I just ate 2 handfuls of Pretzel M&Ms and put extra sugar in my coffee. Why? Because I need a serotonin hit like you would not believe. What started out as “Yay! We’re getting new kitchen floors!!!” has turned into “OMG WHERE ARE THE FREAKING TORTILLA CHIPS? AND WHERE ARE THE FREAKING ORANGES? AND WHY ISN’T THE SALT IN IT’S RIGHTFUL PLACE?????”
Nothing is where it should be. My refrigerator is in the living room, my coffee table has now become my pantry, my microwave and dishwasher are in the laundry room, the trash can is in the garage…do you see why I’m a wee bit edgy???? DO YOU??????
(breathe, Jill, breathe.

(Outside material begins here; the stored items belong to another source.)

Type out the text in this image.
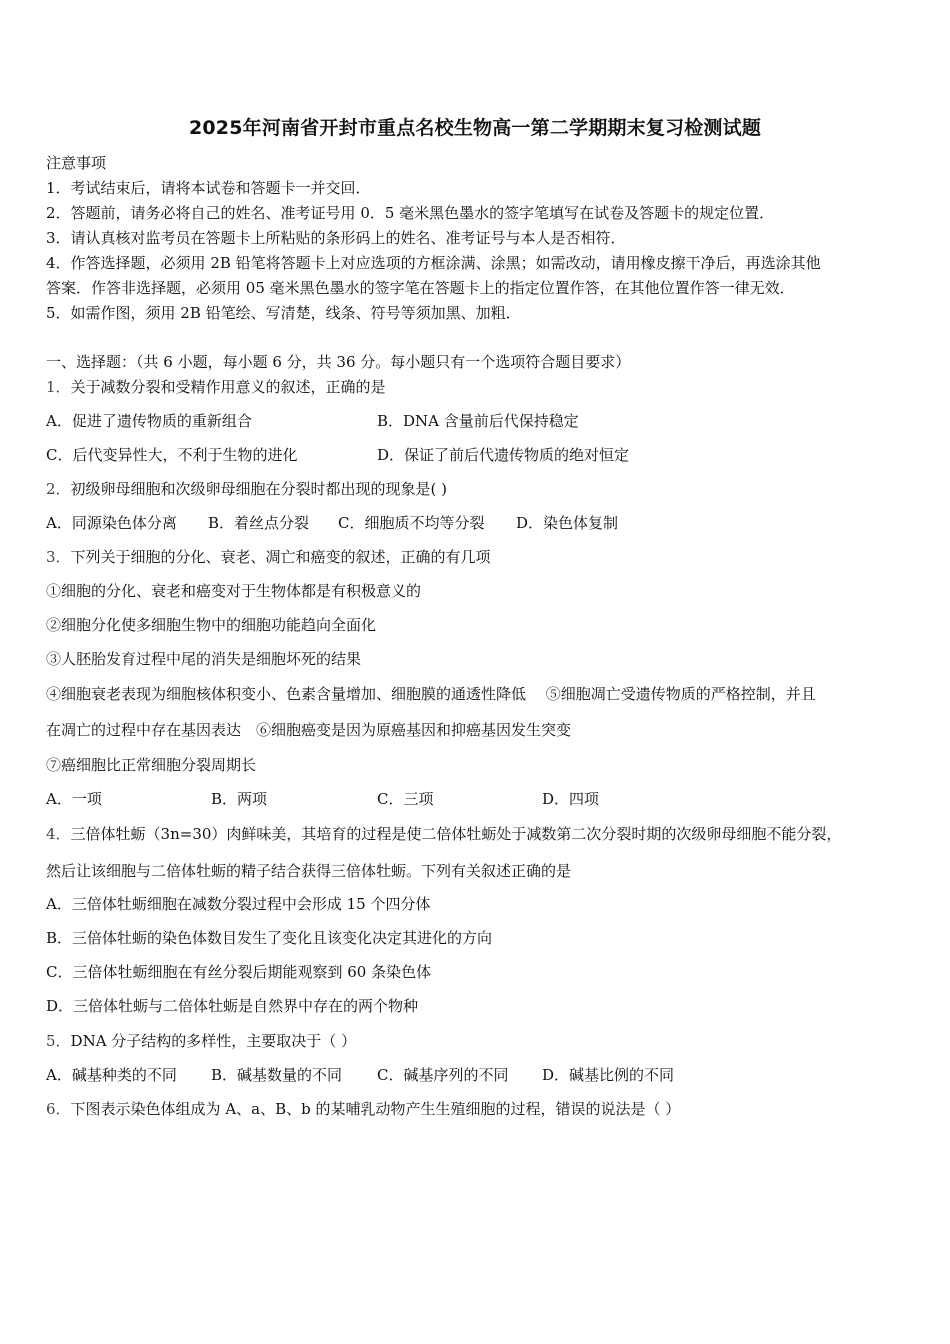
2025年河南省开封市重点名校生物高一第二学期期末复习检测试题
注意事项
1．考试结束后，请将本试卷和答题卡一并交回．
2．答题前，请务必将自己的姓名、准考证号用 0．5 毫米黑色墨水的签字笔填写在试卷及答题卡的规定位置．
3．请认真核对监考员在答题卡上所粘贴的条形码上的姓名、准考证号与本人是否相符．
4．作答选择题，必须用 2B 铅笔将答题卡上对应选项的方框涂满、涂黑；如需改动，请用橡皮擦干净后，再选涂其他
答案．作答非选择题，必须用 05 毫米黑色墨水的签字笔在答题卡上的指定位置作答，在其他位置作答一律无效．
5．如需作图，须用 2B 铅笔绘、写清楚，线条、符号等须加黑、加粗．
一、选择题：（共 6 小题，每小题 6 分，共 36 分。每小题只有一个选项符合题目要求）
1．关于减数分裂和受精作用意义的叙述，正确的是
A．促进了遗传物质的重新组合	B．DNA 含量前后代保持稳定
C．后代变异性大，不利于生物的进化	D．保证了前后代遗传物质的绝对恒定
2．初级卵母细胞和次级卵母细胞在分裂时都出现的现象是( )
A．同源染色体分离 B．着丝点分裂 C．细胞质不均等分裂 D．染色体复制
3．下列关于细胞的分化、衰老、凋亡和癌变的叙述，正确的有几项
①细胞的分化、衰老和癌变对于生物体都是有积极意义的
②细胞分化使多细胞生物中的细胞功能趋向全面化
③人胚胎发育过程中尾的消失是细胞坏死的结果
④细胞衰老表现为细胞核体积变小、色素含量增加、细胞膜的通透性降低　 ⑤细胞凋亡受遗传物质的严格控制，并且
在凋亡的过程中存在基因表达　⑥细胞癌变是因为原癌基因和抑癌基因发生突变
⑦癌细胞比正常细胞分裂周期长
A．一项	B．两项	C．三项	D．四项
4．三倍体牡蛎（3n=30）肉鲜味美，其培育的过程是使二倍体牡蛎处于减数第二次分裂时期的次级卵母细胞不能分裂，
然后让该细胞与二倍体牡蛎的精子结合获得三倍体牡蛎。下列有关叙述正确的是
A．三倍体牡蛎细胞在减数分裂过程中会形成 15 个四分体
B．三倍体牡蛎的染色体数目发生了变化且该变化决定其进化的方向
C．三倍体牡蛎细胞在有丝分裂后期能观察到 60 条染色体
D．三倍体牡蛎与二倍体牡蛎是自然界中存在的两个物种
5．DNA 分子结构的多样性，主要取决于（ ）
A．碱基种类的不同 B．碱基数量的不同 C．碱基序列的不同 D．碱基比例的不同
6．下图表示染色体组成为 A、a、B、b 的某哺乳动物产生生殖细胞的过程，错误的说法是（ ）
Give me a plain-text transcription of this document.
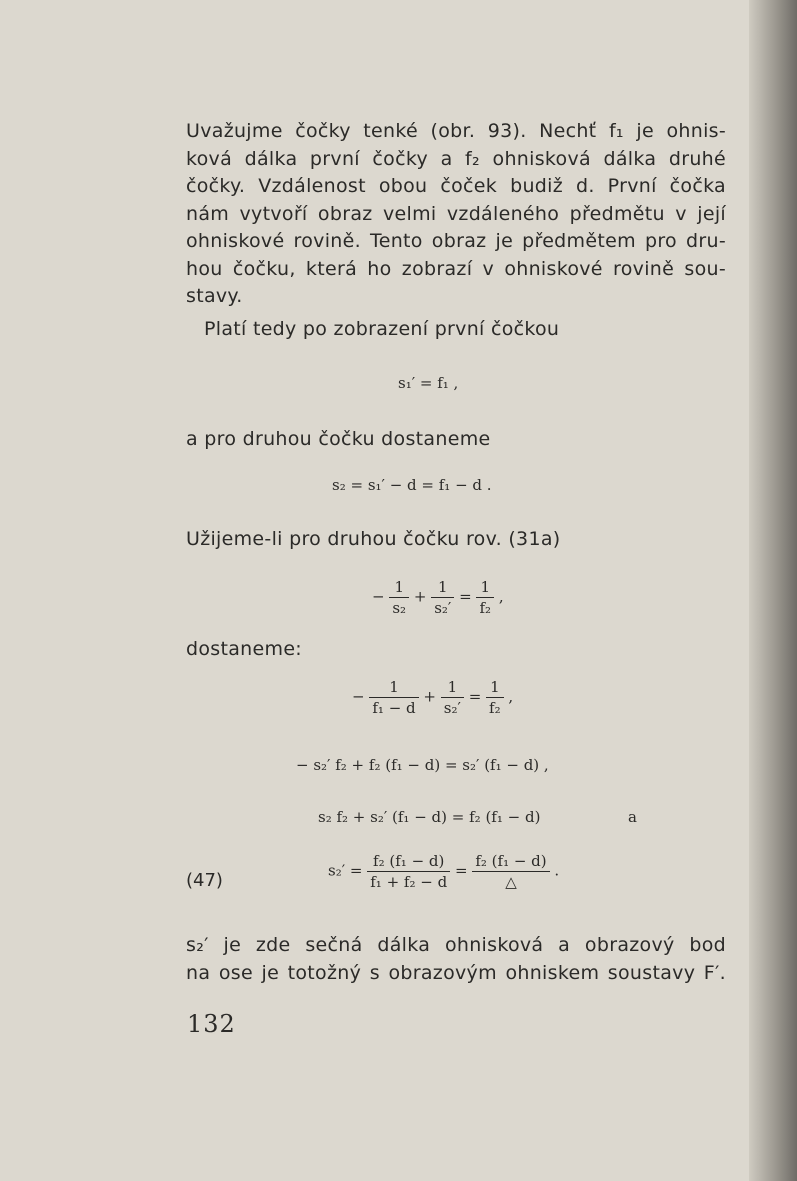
Uvažujme čočky tenké (obr. 93). Nechť f₁ je ohnis-
ková dálka první čočky a f₂ ohnisková dálka druhé
čočky. Vzdálenost obou čoček budiž d. První čočka
nám vytvoří obraz velmi vzdáleného předmětu v její
ohniskové rovině. Tento obraz je předmětem pro dru-
hou čočku, která ho zobrazí v ohniskové rovině sou-
stavy.
Platí tedy po zobrazení první čočkou
s₁′ = f₁ ,
a pro druhou čočku dostaneme
s₂ = s₁′ − d = f₁ − d .
Užijeme-li pro druhou čočku rov. (31a)
− $\frac{1}{\text{s₂}} + \frac{1}{\text{s₂′}} = \frac{1}{\text{f₂}}$ ,
dostaneme:
− $\frac{1}{\text{f₁ − d}} + \frac{1}{\text{s₂′}} = \frac{1}{\text{f₂}}$ ,
− s₂′ f₂ + f₂ (f₁ − d) = s₂′ (f₁ − d) ,
s₂ f₂ + s₂′ (f₁ − d) = f₂ (f₁ − d)	a
(47)	$s_2' = \frac{\text{f₂ (f₁ − d)}}{\text{f₁ + f₂ − d}} = \frac{\text{f₂ (f₁ − d)}}{\triangle}$ .
s₂′ je zde sečná dálka ohnisková a obrazový bod
na ose je totožný s obrazovým ohniskem soustavy F′.
132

Count to ten. Eat another M&M.)
It’s very disconcerting when a routine is messed with. Oh, and I don’t think I mentioned that not only are we redoing the kitchen floors, we are also putting tile in the master bathroom shower. What was once a teeny tiny fiberglass insert will hopefully be a little bit bigger tiled shower, but right now it’s just a big gaping hole in the wall. Nice. So really, my whole entire morning routine is all kinds of screwed up.
And let me just take a moment here to say that I completely realize these are first world problems that I’m complaining about. I get that. But I’ma rant just a little bit more because I need to get it out of my system. Thanks for understanding.
So anyway, my getting-ready-for-work routine is messed up, as is the whole pack-the-kids-lunch, eat breakfast, and get-everyone-out-the-door routine.
I’m not a willow, people. I don’t bend very well under pressure. Instead, I snap like a twig.
My plan was to get on my treadmill and release some stress through some good old fashioned sweating. But my treadmill is surrounded by boxes of tile and other heavy things, and the garage is not exactly in a state where things can be moved easily, which makes me sad because I really need a little one-on-one time with some loud music and heavy footfalls.
Hopefully, this chaos won’t last more than a week to ten days, tops. Tomorrow, I’m going to try and do some rearranging in the garage so that I can free my treadmill from it’s captors, and maybe try to create a little system so that I’m not walking into 3 different rooms just to make breakfast.
And when I get home tonight, I better see major progress on that kitchen floor or else I’ma cut somebody (cause I’m so gangsta like that – in my own white-suburban-mom way, of course).